O motorista José Carlos Lopes Júnior, de 35 anos, suspeito de matar a tiros a ex-namorada Luana Fernandes Hungria, na porta da casa da vítima, no bairro do Uruguai, em Salvador, confessou o crime e disse em depoimento ter ouvido vozes que diziam que ele estava sendo traído pela vítima. A informação foi divulgada na tarde desta segunda-feira (17) pela Polícia Civil, logo depois de o suspeito se apresentar, acompanhado de um advogado.

Suspeito disse à polícia que matou a ex poeque escutou vozes que diziam que ela havia traído ele (Foto: Divulgação/Polícia Civil)

Conforme a delegada Pilly Dantas, titular da 3ª Delegacia de Homicídios (3ªDH/BTS), que colheu o depoimento do suspeito, ele alegou ainda que fazia uso de remédios controlados e negou que tivesse terminado o relacionamento com a vítima antes do crime. Ele disse que estava apenas tentando conversar com ela, depois de uma briga.

Luana Fernandes Hungria foi morta a tiros na porta de casa em Salvador e o principal suspeito é o ex-namorado (Foto: Imagem/Tv Bahia)

Conforme a investigação, nos dias que antecederam o homicídio, José Carlos esperava Luana sair do local de trabalho, nos Mares, por volta das 11h30, e a seguia até o Uruguai, onde ela residia.

No dia do crime, utilizando uma moto e uma arma emprestados por um amigo que, segundo ele, pratica ações delituosas, o motorista também seguiu a mulher. Depois de matar a ex, o suspeito teria devolvido tudo ao amigo. José Carlos não revelou a identificar dele à polícia.

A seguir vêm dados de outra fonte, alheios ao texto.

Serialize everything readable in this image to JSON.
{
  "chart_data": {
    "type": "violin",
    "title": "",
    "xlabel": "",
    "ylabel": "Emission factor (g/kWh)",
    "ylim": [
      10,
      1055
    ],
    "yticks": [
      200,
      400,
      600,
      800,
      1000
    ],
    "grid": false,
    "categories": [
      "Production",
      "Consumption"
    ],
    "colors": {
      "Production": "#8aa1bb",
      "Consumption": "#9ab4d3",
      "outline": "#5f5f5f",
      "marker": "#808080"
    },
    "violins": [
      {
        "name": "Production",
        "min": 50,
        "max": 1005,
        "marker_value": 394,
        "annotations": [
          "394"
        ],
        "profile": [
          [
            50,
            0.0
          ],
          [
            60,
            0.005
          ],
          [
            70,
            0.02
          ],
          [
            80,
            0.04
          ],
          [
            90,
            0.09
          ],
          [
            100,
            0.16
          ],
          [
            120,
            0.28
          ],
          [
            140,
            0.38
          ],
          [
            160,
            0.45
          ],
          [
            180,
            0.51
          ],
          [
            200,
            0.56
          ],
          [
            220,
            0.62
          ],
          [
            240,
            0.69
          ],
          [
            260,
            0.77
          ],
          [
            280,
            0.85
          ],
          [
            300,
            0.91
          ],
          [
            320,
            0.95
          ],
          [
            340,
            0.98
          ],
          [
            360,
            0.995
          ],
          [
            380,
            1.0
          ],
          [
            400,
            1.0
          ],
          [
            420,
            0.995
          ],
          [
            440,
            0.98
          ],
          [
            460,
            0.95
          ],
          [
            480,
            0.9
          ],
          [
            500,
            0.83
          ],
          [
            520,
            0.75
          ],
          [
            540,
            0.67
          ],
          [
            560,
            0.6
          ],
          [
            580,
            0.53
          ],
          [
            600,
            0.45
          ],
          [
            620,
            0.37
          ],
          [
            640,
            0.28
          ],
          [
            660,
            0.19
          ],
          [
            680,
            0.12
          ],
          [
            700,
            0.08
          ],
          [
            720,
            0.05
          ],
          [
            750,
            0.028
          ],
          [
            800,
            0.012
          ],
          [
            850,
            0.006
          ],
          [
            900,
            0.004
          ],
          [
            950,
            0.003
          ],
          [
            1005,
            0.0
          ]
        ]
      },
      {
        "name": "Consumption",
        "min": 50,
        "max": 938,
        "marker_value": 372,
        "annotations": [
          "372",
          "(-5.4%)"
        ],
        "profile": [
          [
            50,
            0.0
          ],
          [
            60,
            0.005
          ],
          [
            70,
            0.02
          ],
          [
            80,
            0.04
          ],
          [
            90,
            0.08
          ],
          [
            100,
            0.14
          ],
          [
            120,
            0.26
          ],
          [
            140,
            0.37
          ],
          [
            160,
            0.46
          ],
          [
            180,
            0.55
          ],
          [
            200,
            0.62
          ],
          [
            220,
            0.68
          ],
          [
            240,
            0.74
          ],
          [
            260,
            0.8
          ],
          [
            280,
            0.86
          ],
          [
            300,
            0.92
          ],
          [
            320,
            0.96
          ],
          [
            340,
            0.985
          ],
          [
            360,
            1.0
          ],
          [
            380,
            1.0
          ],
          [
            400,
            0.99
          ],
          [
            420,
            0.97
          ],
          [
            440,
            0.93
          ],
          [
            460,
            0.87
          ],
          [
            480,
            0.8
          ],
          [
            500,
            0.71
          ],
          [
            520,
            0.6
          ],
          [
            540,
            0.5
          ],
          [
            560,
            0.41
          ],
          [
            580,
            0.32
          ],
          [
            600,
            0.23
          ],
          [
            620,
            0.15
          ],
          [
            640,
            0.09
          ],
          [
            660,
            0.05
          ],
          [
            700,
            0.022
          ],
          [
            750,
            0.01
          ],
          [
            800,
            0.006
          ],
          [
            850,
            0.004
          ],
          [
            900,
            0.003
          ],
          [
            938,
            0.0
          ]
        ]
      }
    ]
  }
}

Amigos e familiares de Luana Hungria fizeram um protesto, no domingo, para pedir justiça no caso (Foto: Juliana Cavalcante/TV Bahia)

Questionado sobre a motivação do crime, o motorista disse que estava ouvindo vozes que diziam que sua namorada o traía há cerca de dois meses, quando seu pai morreu. A delegada Pilly Dantas classificou a revelação como “surpreendenete”, já que, segundo ela, não há nada no comportamento do suspeito que demonstre alguma insanidade mental.

Após prestar depoimento, o suspeito foi encaminhado para realização de exame de corpo de delito, no Departamento de Polícia Ténica (DPT), e, em seguida, levado para a Delegacia de Furtos e Roubos, onde vai cumprir prisão temporária.

À imprensa, antes de deixar a sede do Departamento de Homicídios e Proteção à Pessoa (DHPP), onde prestou depoimento, o motorista revelou para os jornalistas que está arrependido pelo crime.